6 perguntas

Sem Talento

Por Austin Scaggs Publicado em 22/02/2010, às 09h33

Wayne Coyne, à frente do Flaming Lips
DIVULGAÇÃO

Wayne Coyne, do Flaming Lips, fala sobre sua inabilidade musical e o novo CD

Em vez de usar um estúdio de gravação, o Flaming Lips preferiu produzir seu 12º álbum, Embryonic, na sala de estar do multi-instrumentista Steven Drozd, em Oklahoma. "Achávamos que estávamos só trabalhando em demos", diz o vocalista Wayne Coyne. "Mas a casa nos deu um certo groove." O resultado é um álbum duplo épico, que abandona o grudento psych pop de trabalhos anteriores e incorpora os intensos improvisos do stoner rock, como em "Convinced of the Hex" e "Your Bats".

Se alguém te desse um violão durante alguma festa, você tocaria?

Quando era mais novo, eu era capaz de tocar o que eu achava que era "Smoke on the Water", mas não sei tocar músicas dos outros. Estávamos em uma festa em Barcelona e Pete Best, baterista original dos Beatles, estava tocando. Jackson Browne estava lá também e foi convidado para subir no palco. E ele respondeu: "Não faço isso". Se ele não faz, alguém do meu calibre jamais deveria tentar.

O Flaming Lips é veterano em festivais - qual o melhor em que vocês já tocaram?

Diria que foi o Lollapalooza, em 1994. Os Beastie Boys tinham acabado de lançar Ill Communication. Eles estavam no auge. The Breeders tocava nas rádios e tocamos com Boredoms, Stereolab, Palace Brothers e Guided by Voices.

Em Oklahoma há o Beco Flaming Lips. O que rola por lá?

Bem que eu queria dizer que acontece todo tipo de perversidade, traficantes e tal. Mas é só uma rua que se conecta a uma área onde há alguns restaurantes, em uma parte mais descolada da cidade.
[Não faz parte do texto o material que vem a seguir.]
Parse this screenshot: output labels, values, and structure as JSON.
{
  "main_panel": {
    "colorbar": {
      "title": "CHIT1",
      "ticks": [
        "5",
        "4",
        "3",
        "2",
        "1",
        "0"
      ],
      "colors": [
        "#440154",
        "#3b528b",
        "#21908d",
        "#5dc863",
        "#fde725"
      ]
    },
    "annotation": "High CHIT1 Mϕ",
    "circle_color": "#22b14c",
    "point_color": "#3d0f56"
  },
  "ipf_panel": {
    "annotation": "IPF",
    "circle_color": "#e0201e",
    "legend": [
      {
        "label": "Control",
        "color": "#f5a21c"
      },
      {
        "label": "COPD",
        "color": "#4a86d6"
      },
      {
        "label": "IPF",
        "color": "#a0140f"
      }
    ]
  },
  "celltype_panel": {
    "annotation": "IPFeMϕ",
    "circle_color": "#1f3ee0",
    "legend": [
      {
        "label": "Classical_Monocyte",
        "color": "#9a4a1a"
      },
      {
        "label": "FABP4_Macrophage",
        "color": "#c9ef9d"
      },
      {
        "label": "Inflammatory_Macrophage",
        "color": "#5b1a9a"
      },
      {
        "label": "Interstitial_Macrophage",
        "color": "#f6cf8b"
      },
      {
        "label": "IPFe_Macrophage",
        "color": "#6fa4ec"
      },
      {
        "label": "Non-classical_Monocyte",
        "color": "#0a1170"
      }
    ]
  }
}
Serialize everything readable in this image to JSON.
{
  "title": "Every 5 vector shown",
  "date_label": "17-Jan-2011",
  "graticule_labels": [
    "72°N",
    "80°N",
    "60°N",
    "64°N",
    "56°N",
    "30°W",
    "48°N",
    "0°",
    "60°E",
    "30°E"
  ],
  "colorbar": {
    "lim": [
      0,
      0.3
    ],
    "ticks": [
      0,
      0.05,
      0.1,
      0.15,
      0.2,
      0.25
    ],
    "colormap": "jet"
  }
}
Assim que o prefeito disse "Devíamos dar uma rua a eles", surgiu uma grande controvérsia. As pessoas diziam "Não podemos dar o nome de uma rua a eles; a banda tem uma música chamada 'Jesus Shootin' Heroin' (Jesus Injetando Heroína)."

Os primeiros 30 segundos do novo álbum são sons estranhos de guitarra e microfonia. O que a gravadora disse quando ouviu isso?

Por isso é um grande começo. É como um aviso: "Vamos improvisar!" Eles sabem que somos estranhos e adoram isso.

Por que fazer um álbum duplo?

Sempre volto a algo que George Martin diz sobre o Álbum Branco, dos Beatles: "Daria um ótimo álbum simples". Se fosse um disco só, uma das minhas músicas favoritas em todos os tempos, "Revolution 9". não teria entrado. Por isso começamos a gravar as coisas mais estranhas e gostamos tanto que mantivemos no álbum.

Você tocou baixo em Embryonic. Como avalia suas habilidades musicais?

Não sou um bom músico, mesmo em um nível equivalente ao punk rock. Acho que você tem talento ou não, e eu não tenho. Mas o punk rock não existiria se o gênero tivesse sido deixado na mão de músicos de verdade. Caras que são meus heróis, como Gibby Haynes, Henry Rollins e John Lydon, não estariam por aí.